HANOVER, GERMANY – JULY 15: Young players walk through the city centre of Hanover while holding their smartphones and playing “Pokemon Go” on July 15, 2016 in Hanover, Germany. 1.200 players have participated in the night walk through the city centre until midnight. “Pokemon Go” is a mobile game for smartphones, it uses advanced reality and geo-data to integrate the player in his search for new monsters or opponents within his location. The player now has to walk through the city, instead of spending time in front of a computer. (Photo by Alexander Koerner/Getty Images)

The smartphone is the signature artifact of our age. Less than a decade old, this protean object has become the universal, all-but-indispensable mediator of everyday life. Very few manufactured objects have ever been as ubiquitous as these glowing slabs of polycarbonate.

For many of us, they are the last thing we look at before sleep each night, and the first thing we reach for upon waking. We use them to meet people, to communicate, to entertain ourselves, and to find our way around. We buy and sell things with them. We rely on them to document the places we go, the things we do and the company we keep; we count on them to fill the dead spaces, the still moments and silences that used to occupy so much of our lives.

They have altered the texture of everyday life just about everywhere, digesting many longstanding spaces and rituals in their entirety, and transforming others beyond recognition. At this juncture in history, it simply isn’t possible to understand the ways in which we know and use the world around us without having some sense for the way the smartphone works, and the various infrastructures it depends on.

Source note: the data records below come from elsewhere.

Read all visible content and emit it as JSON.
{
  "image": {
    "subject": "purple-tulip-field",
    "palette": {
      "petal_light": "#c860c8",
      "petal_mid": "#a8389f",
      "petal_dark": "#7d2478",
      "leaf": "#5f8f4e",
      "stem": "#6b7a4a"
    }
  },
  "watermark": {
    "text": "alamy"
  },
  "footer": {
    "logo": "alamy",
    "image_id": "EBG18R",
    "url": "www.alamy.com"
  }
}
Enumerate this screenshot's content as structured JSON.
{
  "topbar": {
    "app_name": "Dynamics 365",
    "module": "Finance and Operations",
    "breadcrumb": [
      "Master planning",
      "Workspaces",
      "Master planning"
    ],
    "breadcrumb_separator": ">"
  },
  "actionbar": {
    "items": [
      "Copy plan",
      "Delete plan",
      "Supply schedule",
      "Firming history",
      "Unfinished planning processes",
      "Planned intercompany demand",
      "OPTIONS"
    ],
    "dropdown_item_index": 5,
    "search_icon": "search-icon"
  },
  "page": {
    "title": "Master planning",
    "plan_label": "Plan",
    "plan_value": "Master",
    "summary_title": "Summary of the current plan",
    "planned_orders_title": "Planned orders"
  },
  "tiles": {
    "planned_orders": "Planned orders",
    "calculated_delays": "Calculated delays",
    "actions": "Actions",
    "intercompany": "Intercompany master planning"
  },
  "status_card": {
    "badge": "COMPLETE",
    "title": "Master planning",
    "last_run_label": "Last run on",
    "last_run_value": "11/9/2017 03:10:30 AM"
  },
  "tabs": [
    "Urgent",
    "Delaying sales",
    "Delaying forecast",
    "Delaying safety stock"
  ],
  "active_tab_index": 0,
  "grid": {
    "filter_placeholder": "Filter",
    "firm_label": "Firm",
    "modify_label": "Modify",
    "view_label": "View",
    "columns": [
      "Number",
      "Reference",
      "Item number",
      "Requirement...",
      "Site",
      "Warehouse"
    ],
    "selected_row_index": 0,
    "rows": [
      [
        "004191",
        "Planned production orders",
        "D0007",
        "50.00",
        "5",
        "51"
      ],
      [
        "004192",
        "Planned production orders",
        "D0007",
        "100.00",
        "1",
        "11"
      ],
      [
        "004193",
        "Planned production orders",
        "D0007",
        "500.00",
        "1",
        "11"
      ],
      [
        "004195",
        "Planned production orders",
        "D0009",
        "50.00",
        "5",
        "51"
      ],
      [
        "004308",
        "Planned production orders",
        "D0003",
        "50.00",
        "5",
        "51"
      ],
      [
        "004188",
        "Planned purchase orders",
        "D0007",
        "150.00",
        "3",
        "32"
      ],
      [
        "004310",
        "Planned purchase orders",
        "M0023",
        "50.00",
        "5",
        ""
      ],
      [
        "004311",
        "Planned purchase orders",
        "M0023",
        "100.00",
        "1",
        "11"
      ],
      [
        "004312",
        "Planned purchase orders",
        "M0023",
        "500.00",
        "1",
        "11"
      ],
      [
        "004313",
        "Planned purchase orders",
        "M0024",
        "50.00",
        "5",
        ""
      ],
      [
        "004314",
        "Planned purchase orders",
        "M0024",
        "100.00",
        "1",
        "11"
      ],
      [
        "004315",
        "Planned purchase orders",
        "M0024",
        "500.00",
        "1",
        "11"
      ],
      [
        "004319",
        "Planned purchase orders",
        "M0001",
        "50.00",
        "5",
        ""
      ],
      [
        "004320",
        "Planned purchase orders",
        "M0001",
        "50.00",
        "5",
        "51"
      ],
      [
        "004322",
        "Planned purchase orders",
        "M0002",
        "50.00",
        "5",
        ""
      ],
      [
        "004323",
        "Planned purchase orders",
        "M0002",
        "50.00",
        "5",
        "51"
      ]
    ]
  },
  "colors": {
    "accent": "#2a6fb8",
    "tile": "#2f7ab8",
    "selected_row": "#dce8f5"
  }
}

For all its ubiquity, though, the smartphone is not a simple thing. We use it so often that we don’t see it clearly; it appeared in our lives so suddenly and totally that the scale and force of the changes it has occasioned have largely receded from conscious awareness. In order to truly take the measure of these changes, we need to take a step or two back, to the very last historical moment in which we negotiated the world without smartphone in hand.

There are few better guides to the pre-smartphone everyday than a well-documented body of ethnographic research carried out circa 2005, by researchers working for Keio University and Intel Corporation’s People and Practices group. Undertaken in London, Tokyo and Los Angeles, the study aimed to identify broad patterns in the things people carried in their wallets, pockets and purses on a daily basis. It found a striking degree of consistency in what Londoners, Angelenos and Tokyoites thought of as being necessary to the successful negotiation of the day’s challenges:

Pictures, firstly, and similar mementoes of family, friends and loved ones. Icons, charms and other totems of religious or spiritual significance. Snacks. Personal hygiene items, breath mints, chewing gum—things, in other words, that we might use to manage the bodily dimensions of the presentation of self. Things we used to gain access of one sort or another: keys, identity cards, farecards and transit passes. Generally, a mobile phone, which at the time the research was conducted was just that, something used for voice communication and perhaps text messaging. And invariably, money in one or more of its various forms.